New PILOT Assumptions Still Flawed

Trevor W. Lewis Feb 12, 2024

Ohio’s Payment-in-lieu-of-Taxes (PILOT) program allows local communities to forego property tax revenue and instead collect a lower fixed, non-inflation adjusted annual payment from wind and solar energy developers over the project’s decades-long duration. Unfortunately, the General Assembly capped the program’s allowable payments, making it harder for communities to determine whether long-term PILOT plans offer a fair return compared to the true value of the forfeited taxes. The Buckeye Institute initially raised this concern regarding Frasier Solar’s plan to situate a 120-megawatt solar farm in Knox County, suggesting that officials ought to reassess the long-term tax revenue projections and, perhaps, wait until the state raises the statutory cap.

Responding to that advice, Frasier Solar re-ran its own numbers. That reassessment, however, included some flawed assumptions, and The Buckeye Institute stood by its original and justified concern.

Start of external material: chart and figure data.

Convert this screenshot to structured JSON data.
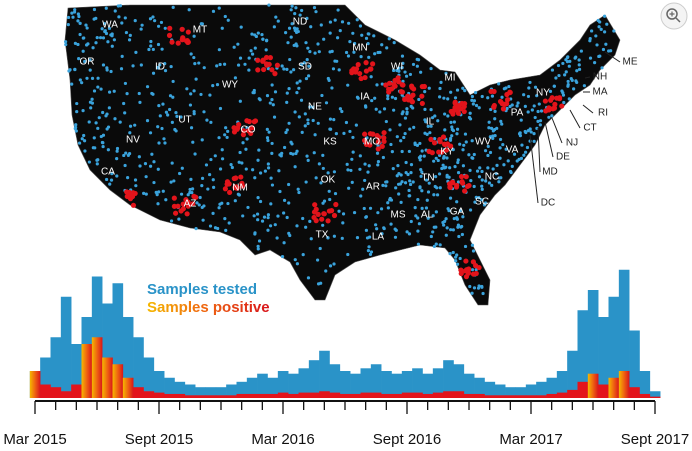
{
  "map": {
    "state_labels": [
      "WA",
      "MT",
      "ND",
      "OR",
      "ID",
      "SD",
      "MN",
      "WI",
      "MI",
      "ME",
      "NH",
      "MA",
      "NY",
      "RI",
      "CT",
      "PA",
      "NJ",
      "WY",
      "NE",
      "IA",
      "UT",
      "CO",
      "NV",
      "KS",
      "MO",
      "IL",
      "WV",
      "VA",
      "KY",
      "DE",
      "MD",
      "DC",
      "CA",
      "OK",
      "AR",
      "TN",
      "NC",
      "AZ",
      "NM",
      "SC",
      "MS",
      "AL",
      "GA",
      "TX",
      "LA"
    ]
  },
  "chart_data": {
    "type": "bar",
    "categories": [
      "Mar 2015",
      null,
      null,
      null,
      null,
      null,
      null,
      null,
      null,
      null,
      null,
      null,
      "Sept 2015",
      null,
      null,
      null,
      null,
      null,
      null,
      null,
      null,
      null,
      null,
      null,
      "Mar 2016",
      null,
      null,
      null,
      null,
      null,
      null,
      null,
      null,
      null,
      null,
      null,
      "Sept 2016",
      null,
      null,
      null,
      null,
      null,
      null,
      null,
      null,
      null,
      null,
      null,
      "Mar 2017",
      null,
      null,
      null,
      null,
      null,
      null,
      null,
      null,
      null,
      null,
      null,
      "Sept 2017"
    ],
    "series": [
      {
        "name": "Samples tested",
        "color": "#2a93c8",
        "values": [
          20,
          30,
          45,
          75,
          40,
          60,
          90,
          70,
          85,
          60,
          45,
          30,
          20,
          15,
          12,
          10,
          8,
          8,
          8,
          10,
          12,
          15,
          18,
          15,
          20,
          18,
          22,
          28,
          35,
          25,
          20,
          18,
          22,
          25,
          20,
          18,
          20,
          22,
          18,
          22,
          28,
          25,
          18,
          15,
          12,
          10,
          8,
          8,
          10,
          12,
          15,
          20,
          35,
          65,
          80,
          60,
          75,
          95,
          50,
          20,
          5
        ]
      },
      {
        "name": "Samples positive",
        "color": "#e3141b",
        "values": [
          20,
          10,
          8,
          5,
          10,
          40,
          45,
          30,
          25,
          15,
          8,
          5,
          4,
          3,
          3,
          2,
          2,
          2,
          2,
          2,
          3,
          3,
          3,
          3,
          4,
          3,
          4,
          4,
          5,
          4,
          3,
          3,
          4,
          4,
          3,
          3,
          4,
          4,
          3,
          4,
          5,
          5,
          3,
          3,
          2,
          2,
          2,
          2,
          2,
          2,
          3,
          4,
          6,
          12,
          18,
          10,
          15,
          20,
          8,
          3,
          1
        ]
      }
    ],
    "ylim": [
      0,
      100
    ]
  }
}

Now, Frasier Solar points to new analysis by an Ohio State University professor—shared on an affiliated university website for “independent work”—that the company claims confirms the benefits of Frasier’s proposal and “directly refutes” The Buckeye Institute’s caution to Knox County. The professor’s analysis hinges upon two unrealistic assumptions: first, the Biden administration’s inaccurately low real discount rate; and second, a future with low-to-no inflation projected.

The new analysis presents five economic scenarios, two of which assess Frasier’s proposal using either no discount rate at all or the Biden administration’s two percent inflation-adjusted discount rate that replaced the standard three and seven percent rates in November 2023. Discount rates are important because they highlight the short-term value of money versus the money’s value if and when received in the future. An inflation-adjusted—or real—discount rate of two percent is inappropriate for Knox County. An October 2023 report for the Utility Reform Network recommended a three percent minimum real discount rate for public utility projects. Anything less than a three percent real discount rate is Pollyannaish and risks shortchanging the community and its taxpayers in the long-run.

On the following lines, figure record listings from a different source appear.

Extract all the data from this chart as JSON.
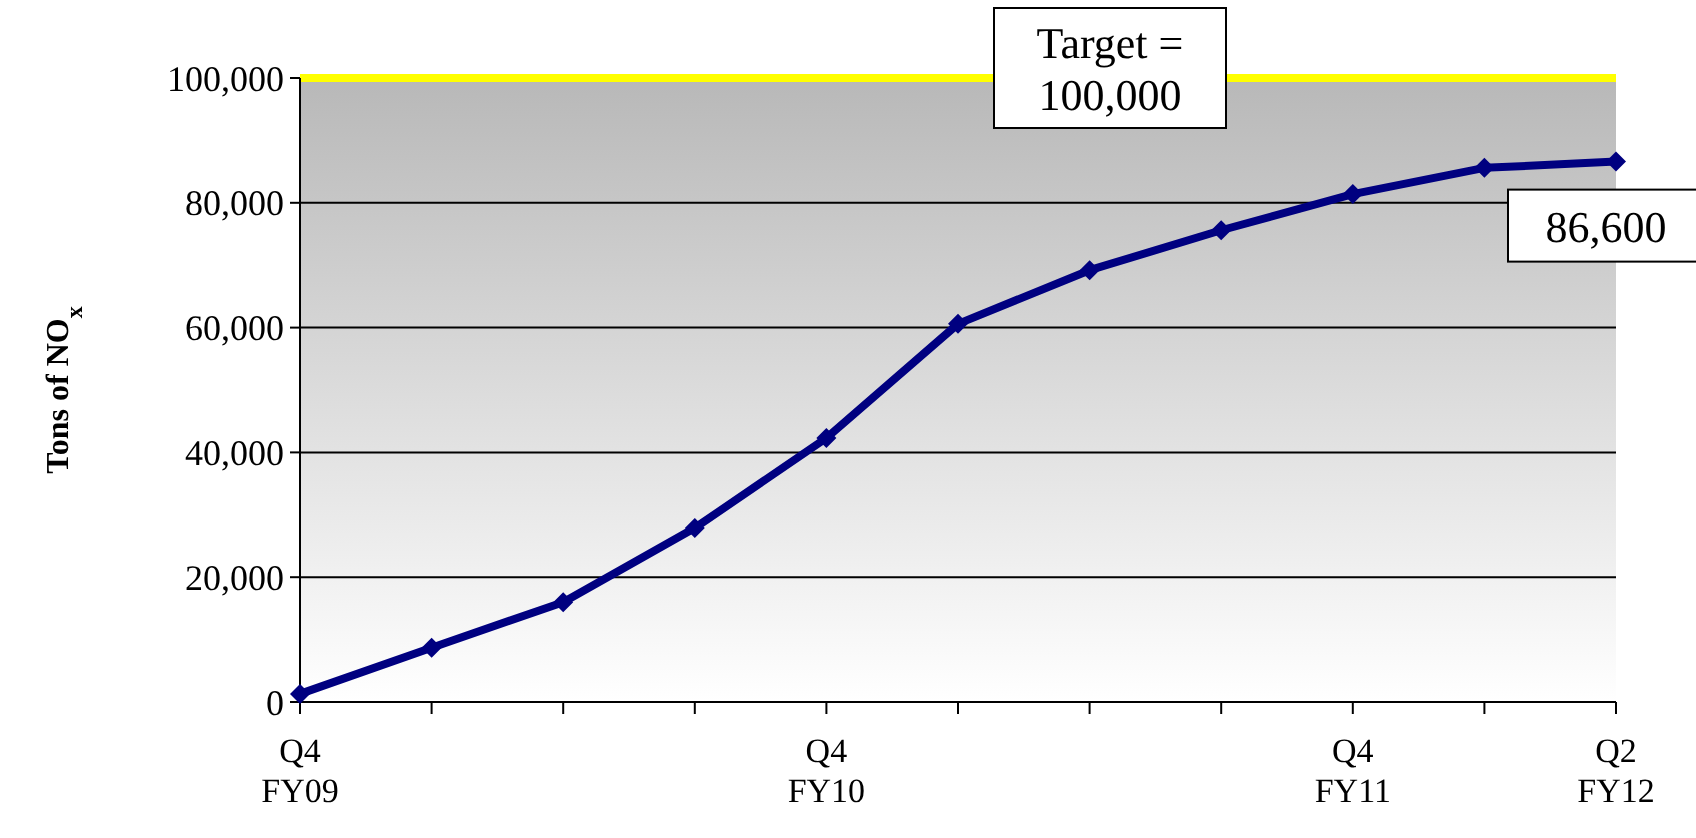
{
  "chart_data": {
    "type": "line",
    "ylabel": "Tons of NO$_{x}$",
    "categories": [
      "Q4\nFY09",
      null,
      null,
      null,
      "Q4\nFY10",
      null,
      null,
      null,
      "Q4\nFY11",
      null,
      "Q2\nFY12"
    ],
    "series": [
      {
        "color": "#000080",
        "values": [
          1300,
          8700,
          16000,
          27900,
          42300,
          60600,
          69200,
          75600,
          81400,
          85600,
          86600
        ]
      }
    ],
    "ylim": [
      0,
      100000
    ],
    "yticks": [
      {
        "value": 0,
        "label": "0"
      },
      {
        "value": 20000,
        "label": "20,000"
      },
      {
        "value": 40000,
        "label": "40,000"
      },
      {
        "value": 60000,
        "label": "60,000"
      },
      {
        "value": 80000,
        "label": "80,000"
      },
      {
        "value": 100000,
        "label": "100,000"
      }
    ],
    "grid": "y",
    "marker": "diamond",
    "line_style": "solid",
    "ref_lines": [
      {
        "axis": "y",
        "value": 100000,
        "label": "Target =\n100,000",
        "color": "#ffff00"
      }
    ],
    "annotations": [
      {
        "text": "86,600",
        "x": "Q2\nFY12",
        "y": 86600
      }
    ]
  }
}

The professor’s other too-optimistic scenarios do not include a realistic inflation expectation and thus understate its impact on later cashflows. Two scenarios ignore inflation entirely, contrary to current and traditional federal guidelines that require all future cashflows to be adjusted for inflation. The remaining scenarios use a meager two percent inflation, which risks overstating the value of future PILOT revenue. Concerned about the impact of higher inflation on wind and solar energy leases, the Bureau of Land Management, last year, suggested increasing lease rentals by three percent per year. Likewise, PILOT payments cashflows should be analyzed using at least a three percent inflation rate. Without properly adjusting future PILOT cashflows for inflation, Knox County cannot determine whether the purchasing power of the PILOT income will hold steady and keep pace with inflation-adjusted property taxes over the next 40 years.

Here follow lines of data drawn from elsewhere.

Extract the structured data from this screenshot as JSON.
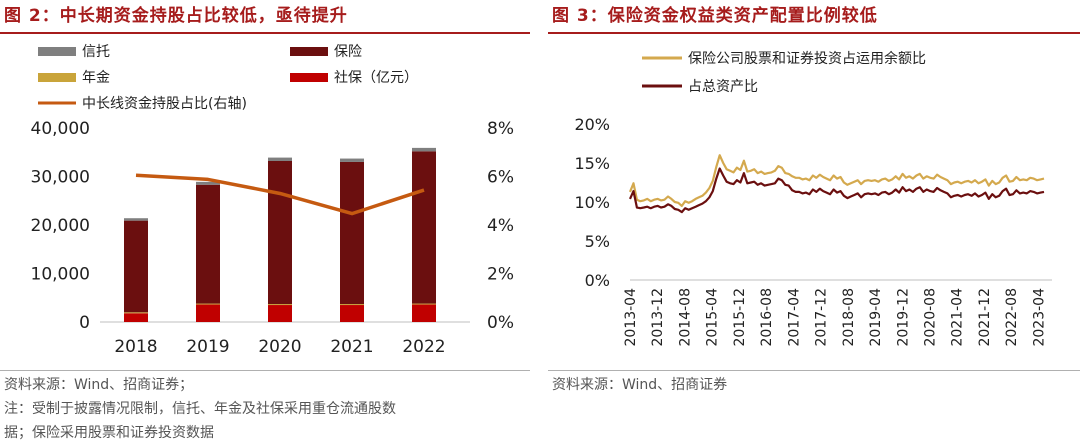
{
  "left": {
    "title": "图 2：中长期资金持股占比较低，亟待提升",
    "legend": {
      "trust": "信托",
      "insurance": "保险",
      "annuity": "年金",
      "social_security": "社保（亿元）",
      "ratio_line": "中长线资金持股占比(右轴)"
    },
    "source": "资料来源：Wind、招商证券；",
    "note_line1": "注：受制于披露情况限制，信托、年金及社保采用重仓流通股数",
    "note_line2": "据；保险采用股票和证券投资数据"
  },
  "right": {
    "title": "图 3：保险资金权益类资产配置比例较低",
    "legend": {
      "series1": "保险公司股票和证券投资占运用余额比",
      "series2": "占总资产比"
    },
    "source": "资料来源：Wind、招商证券"
  },
  "colors": {
    "title_red": "#a61c1c",
    "trust": "#7f7f7f",
    "insurance": "#6b0f0f",
    "annuity": "#c9a43a",
    "social_security": "#c00000",
    "ratio_line": "#c55a11",
    "series1": "#d4a94e",
    "series2": "#6b0f0f"
  },
  "chart_data": [
    {
      "type": "bar",
      "stacked": true,
      "categories": [
        "2018",
        "2019",
        "2020",
        "2021",
        "2022"
      ],
      "y_ticks": [
        "0",
        "10,000",
        "20,000",
        "30,000",
        "40,000"
      ],
      "y2_ticks": [
        "0%",
        "2%",
        "4%",
        "6%",
        "8%"
      ],
      "ylim": [
        0,
        40000
      ],
      "y2lim": [
        0,
        0.08
      ],
      "series": [
        {
          "name": "社保（亿元）",
          "values": [
            1800,
            3600,
            3500,
            3500,
            3600
          ]
        },
        {
          "name": "年金",
          "values": [
            200,
            200,
            200,
            200,
            200
          ]
        },
        {
          "name": "保险",
          "values": [
            18900,
            24500,
            29500,
            29300,
            31400
          ]
        },
        {
          "name": "信托",
          "values": [
            500,
            600,
            700,
            700,
            700
          ]
        }
      ],
      "line_series": {
        "name": "中长线资金持股占比(右轴)",
        "values": [
          0.0605,
          0.0588,
          0.053,
          0.0447,
          0.0544
        ]
      },
      "grid": false,
      "legend_position": "top"
    },
    {
      "type": "line",
      "x_ticks": [
        "2013-04",
        "2013-12",
        "2014-08",
        "2015-04",
        "2015-12",
        "2016-08",
        "2017-04",
        "2017-12",
        "2018-08",
        "2019-04",
        "2019-12",
        "2020-08",
        "2021-04",
        "2021-12",
        "2022-08",
        "2023-04"
      ],
      "y_ticks": [
        "0%",
        "5%",
        "10%",
        "15%",
        "20%"
      ],
      "ylim": [
        0,
        0.2
      ],
      "grid": false,
      "legend_position": "top-left",
      "series": [
        {
          "name": "保险公司股票和证券投资占运用余额比",
          "values": [
            0.113,
            0.124,
            0.103,
            0.101,
            0.102,
            0.104,
            0.101,
            0.103,
            0.104,
            0.102,
            0.103,
            0.107,
            0.104,
            0.1,
            0.099,
            0.095,
            0.101,
            0.099,
            0.101,
            0.104,
            0.106,
            0.108,
            0.112,
            0.118,
            0.127,
            0.145,
            0.16,
            0.15,
            0.142,
            0.14,
            0.138,
            0.144,
            0.141,
            0.153,
            0.139,
            0.14,
            0.142,
            0.137,
            0.139,
            0.136,
            0.137,
            0.138,
            0.14,
            0.146,
            0.144,
            0.137,
            0.136,
            0.133,
            0.131,
            0.131,
            0.129,
            0.13,
            0.128,
            0.134,
            0.131,
            0.135,
            0.132,
            0.13,
            0.128,
            0.134,
            0.13,
            0.132,
            0.125,
            0.122,
            0.124,
            0.126,
            0.128,
            0.123,
            0.127,
            0.128,
            0.127,
            0.128,
            0.126,
            0.129,
            0.13,
            0.127,
            0.129,
            0.133,
            0.129,
            0.136,
            0.131,
            0.133,
            0.13,
            0.134,
            0.136,
            0.13,
            0.133,
            0.131,
            0.13,
            0.135,
            0.132,
            0.13,
            0.128,
            0.123,
            0.125,
            0.126,
            0.124,
            0.126,
            0.127,
            0.125,
            0.128,
            0.124,
            0.126,
            0.129,
            0.121,
            0.127,
            0.123,
            0.125,
            0.131,
            0.134,
            0.126,
            0.127,
            0.132,
            0.128,
            0.129,
            0.128,
            0.131,
            0.13,
            0.128,
            0.129,
            0.13
          ]
        },
        {
          "name": "占总资产比",
          "values": [
            0.104,
            0.114,
            0.093,
            0.092,
            0.093,
            0.094,
            0.092,
            0.094,
            0.095,
            0.093,
            0.094,
            0.097,
            0.095,
            0.091,
            0.09,
            0.087,
            0.092,
            0.09,
            0.092,
            0.094,
            0.096,
            0.098,
            0.101,
            0.106,
            0.114,
            0.13,
            0.143,
            0.134,
            0.126,
            0.124,
            0.123,
            0.128,
            0.125,
            0.137,
            0.124,
            0.125,
            0.126,
            0.122,
            0.124,
            0.121,
            0.122,
            0.123,
            0.124,
            0.13,
            0.128,
            0.122,
            0.121,
            0.115,
            0.113,
            0.113,
            0.111,
            0.112,
            0.11,
            0.116,
            0.113,
            0.117,
            0.114,
            0.112,
            0.11,
            0.116,
            0.112,
            0.114,
            0.108,
            0.105,
            0.107,
            0.109,
            0.111,
            0.106,
            0.11,
            0.111,
            0.11,
            0.111,
            0.109,
            0.112,
            0.113,
            0.11,
            0.112,
            0.116,
            0.112,
            0.119,
            0.114,
            0.116,
            0.113,
            0.117,
            0.119,
            0.113,
            0.116,
            0.114,
            0.113,
            0.118,
            0.115,
            0.113,
            0.111,
            0.106,
            0.108,
            0.109,
            0.107,
            0.109,
            0.11,
            0.108,
            0.111,
            0.107,
            0.109,
            0.112,
            0.104,
            0.11,
            0.106,
            0.108,
            0.114,
            0.117,
            0.109,
            0.11,
            0.115,
            0.111,
            0.112,
            0.111,
            0.114,
            0.113,
            0.111,
            0.112,
            0.113
          ]
        }
      ]
    }
  ]
}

Although PILOT payments to Knox County would be “somewhat better” under a three percent discount rate/two percent inflation scenario, county officials should still understand that the PILOT payments’ value will not break even with the needs-based funding reduced property tax revenue until the 2050s. Even when needs-based funding is included, it is not a clear economic win for Knox County.

Knox County needs property tax revenues today to help close its $950,000 budget deficit. Granting the solar farm its PILOT tax breaks will maintain that deficit and ensure that the county’s property taxpayers ultimately pay more in the future. Knox County officials should at the very least critically consider the fatal flaws in this latest analysis and act based upon realistic projections and sound calculations that account for the realities of inflation.

Trevor W. Lewis is an economic research analyst at The Buckeye Institute.